Deftones

Deftones

Deftones

14 / 20 2003 Maverick Album / CD  Vinyle

Chronique de Machete83 (Xsilence) 16 / 20

Posté le 15/04/2013
Après avoir publié ce qui restera comme leur chef-d'oeuvre (White Pony), Deftones revient trois ans plus tard avec cet album éponyme, peut être moins brillant, mais qui mérite tout de même les honneurs. Au fur et à mesure de l'histoire des Deftones, Chino Moreno a pris un peu plus de place, notamment en jouant de la guitare et hésitant de moins en moins à faire parler ses influences new-wave (d'ailleurs, White Pony est un peu au neo-metal ce qu'est Violator de Depeche Mode à la synth-pop, définissant les limites de son genre tout en les franchissant).

Pour Deftones, la musique est peut être un peu plus sobre, mais elle marque aussi l'aboutissement d'une décennie de travail avec le producteur Terry Date et l'album prend quelque fois l'allure de disque résumé, tout en tentant de nouvelles choses, surtout sur la seconde moitié.
"Hexagram" ouvre le disque en affichant des couches de guitare multiples, alternant accords baladeurs et refrains agressifs, le groupe est fidèle à lui même, planant, dangereux, peut être pas révolutionnaire sur ce titre, mais acceptons d'aller plus avant. "Needles And Pins" retrouve la précision de White Pony, tout en renvoyant à Adrenaline. Deftones est un groupe dont l'adage pourrait être le changement dans la continuité. Dans "Minerva", et à l'image du clip, on a l'impression que les Deftones marchent dans le désert, ne sachant pas trop où aller, les jeux croisés de Stephen Carpenter et de Chino Moreno à la guitare traduisent cette indécision, tandis que les effets de Frank Delgado sont toujours bien placés. "Good Morning Beautiful" transpire la sueur d'Around The Fur et les breaks de batterie d'Abe Cunningham pendant les couplets prouvent encore une fois son talent. "Deathblow"poursuit la traversée du désert avec son harmonica fuyant et sa guitare lestée par les coups de soleil, la sortie du morceau continue tout en guitares monocordes et en douceur.
"When Girls Telephone Boys" est un retour au bourrin, les atmosphères vénéneuses de Delgado toujours cachées sous plusieurs teintes de guitare, et à l'image de beaucoup de titres sur ce disque, la chanson progresse tandis qu'elle gagne en profondeur.
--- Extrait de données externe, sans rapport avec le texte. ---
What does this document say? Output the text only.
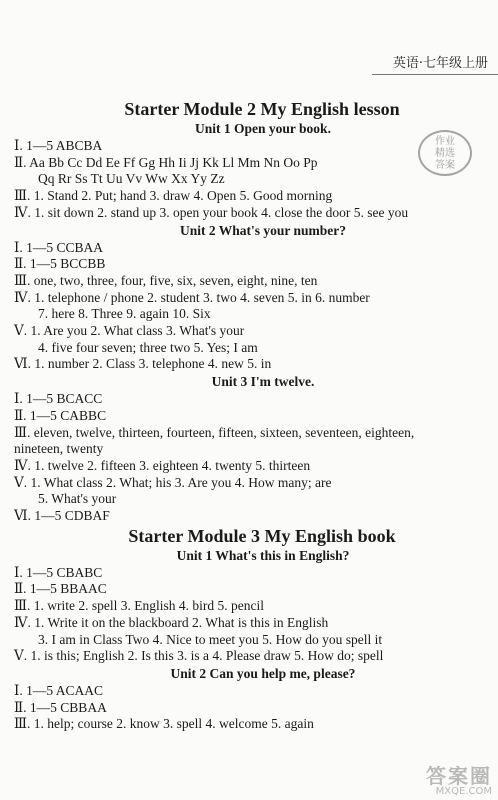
英语·七年级上册
Starter Module 2 My English lesson
Unit 1 Open your book.
Ⅰ. 1—5 ABCBA
Ⅱ. Aa Bb Cc Dd Ee Ff Gg Hh Ii Jj Kk Ll Mm Nn Oo Pp
Qq Rr Ss Tt Uu Vv Ww Xx Yy Zz
Ⅲ. 1. Stand 2. Put; hand 3. draw 4. Open 5. Good morning
Ⅳ. 1. sit down 2. stand up 3. open your book 4. close the door 5. see you
Unit 2 What's your number?
Ⅰ. 1—5 CCBAA
Ⅱ. 1—5 BCCBB
Ⅲ. one, two, three, four, five, six, seven, eight, nine, ten
Ⅳ. 1. telephone / phone 2. student 3. two 4. seven 5. in 6. number
7. here 8. Three 9. again 10. Six
Ⅴ. 1. Are you 2. What class 3. What's your
4. five four seven; three two 5. Yes; I am
Ⅵ. 1. number 2. Class 3. telephone 4. new 5. in
Unit 3 I'm twelve.
Ⅰ. 1—5 BCACC
Ⅱ. 1—5 CABBC
Ⅲ. eleven, twelve, thirteen, fourteen, fifteen, sixteen, seventeen, eighteen,
nineteen, twenty
Ⅳ. 1. twelve 2. fifteen 3. eighteen 4. twenty 5. thirteen
Ⅴ. 1. What class 2. What; his 3. Are you 4. How many; are
5. What's your
Ⅵ. 1—5 CDBAF
Starter Module 3 My English book
Unit 1 What's this in English?
Ⅰ. 1—5 CBABC
Ⅱ. 1—5 BBAAC
Ⅲ. 1. write 2. spell 3. English 4. bird 5. pencil
Ⅳ. 1. Write it on the blackboard 2. What is this in English
3. I am in Class Two 4. Nice to meet you 5. How do you spell it
Ⅴ. 1. is this; English 2. Is this 3. is a 4. Please draw 5. How do; spell
Unit 2 Can you help me, please?
Ⅰ. 1—5 ACAAC
Ⅱ. 1—5 CBBAA
Ⅲ. 1. help; course 2. know 3. spell 4. welcome 5. again
作业
精选
答案
答案圈
MXQE.COM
La basse de Chi Cheng appuyant toujours justement la batterie de Cunningham. "Battle Axe" est l'un des meilleurs morceaux, long tremblement de terre sous le sable, atmosphérique encore, abyssal, Moreno et Carpenter toujours dans un duel transpirant entre metal et new-wave. "Lucky You" est l'hommage à Depeche Mode, sorte de décalque de "The Sweetest Perfection" (qu'ils reprendront d'ailleurs par la suite), où le chant de Moreno communie avec celui de Dave Gahan. Mais une fois l'hommage rendu, c'est bel et bien Deftones que l'on entend pour le côté menaçant. "Bloody Cape" est une autre balade sonique, abyssale, violente et sensuelle, aux mille couleurs tamisées. Romantique dans son chant, bien qu'énervé dans ses vagues à l'âme, Moreno donne l'étendue de ses possibilités. "Anniversary Of An Uninteresting Event" voit Moreno tutoyer les cimes célestes de déréliction (oui, à peu près... bref, il est stone) au lever du soleil, accompagné d'un piano sobre, d'une batterie solennelle et de claviers 80's pour un morceau contemplatif chantant un amour malheureux.
Enfin, "Moana" s'annonce en tension avec son intro sale et conclut pour Deftones, comme un résumé, un album à son image : calme et agressif, planant et véloce, mais peut être un peu en deçà ici, dommage.

Sans être une révolution, Deftones est un album attachant et traduit l'évolution qu'a connu ce groupe valant mieux que le courant dont il fut issu (il n'y a pas qu'eux heureusement...), affirmant sa singularité au travers de multiples influences. Un vrai groupe, quoi.